Je pousse mon vélo à ses côtés tandis que nous remontons le village en passant par le lavoir, l’endroit de notre première rencontre. Il y est comme caché dans d’étroites ruelles et propice aux rencontres romantiques. Il est précédé d’un abreuvoir pour les chevaux, puis deux lavoirs se suivent en enfilade sous une toiture, avec un puits au bout. Tout en pierre blanche. Alex rougit de nouveau.

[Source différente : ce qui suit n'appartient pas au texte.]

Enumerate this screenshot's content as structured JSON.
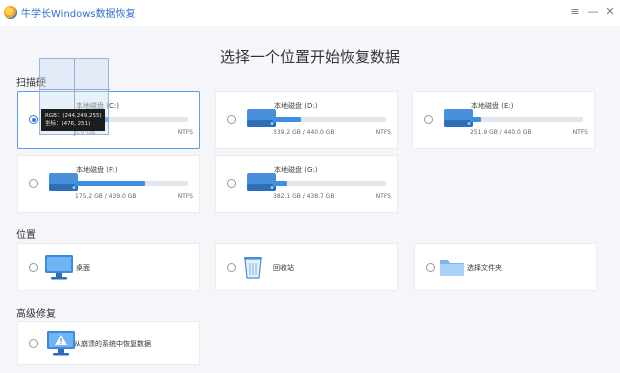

— Qu’est-ce qu’il y a ? dis-je.

— Tu te rappelles ?

— Ici ? Oui. Comment oublier ?

— Le clair de lune ?

— Oui. Et aussi ce qu’on s’est dit. Le poète roumain que ta mère te récitait.

Mais Alex s’assombrit de nouveau, reprend sa marche. Je le suis. Qu’ai-je fait ? Je me lance à l’eau :

— Tu as une autre fille ?

— Non ! Et il rit franchement, une petite fossette venant décorer chaque côté de ses lèvres.

Alors il prend le temps de me regarder vraiment, sans parler, légèrement désemparé, comme s’il réalisait que je suis réellement là, et qu’il sortait d’un long couloir d’ennuis.

Il hausse les épaules, un sourire béat pour moi et je fonds. On s’assoit au bord du lavoir. Des hirondelles fendent l’air juste au-dessus de nos têtes en poussant des cris de joie, gobant des moucherons. Elles passent et repassent, chantant et criant sous la toiture. On les regarde sans parler. On dirait de grands couteaux noirs volant, filant, découpant le ciel bleu, l’été semble éternel. Alex a pris ma main sans que je m’en rende compte, et je pose ma tête sur son épaule. Sentir sa paume contre la mienne, ses doigts tenir serrés les miens me rend heureuse. Être près de lui m’allège. Lui aussi a retrouvé une forme d’innocence, de légèreté à mes côtés. Il affiche même un sourire. Il doit se reconstruire. Je l’aime, et je pense que lui aussi est amoureux de moi. Le ciel devient mauve. L’écho des chants d’hirondelles remplit les rues. Un premier moustique. Alex regarde l’heure.

— Mince, je dois rentrer préparer le repas. Mon père va hurler.

— Et nous ? On se revoit ?

— J’ai pas tout le temps la tête à ça. Je suis dans une mauvaise passe. J’ai tout juste de quoi payer mon forfait. Parfois, on va aux restos du cœur. Tu comprends ?

— Oui. J’aimerais juste qu’on se revoie.

Je lui prends la main. Il la retire aussitôt.

— Si c’est pour des problèmes d’argent, il faut arrêter avec la honte, c’est de l’orgueil déplacé.

— Tu as raison, mais il n’y a pas que ça, mon père déconne complètement si tu veux savoir, et je veux te tenir en dehors de nos problèmes. Ça vaut mieux, crois-moi.

Et Alex s’enfuit plus qu’il ne s’en va. Il me fait de la peine.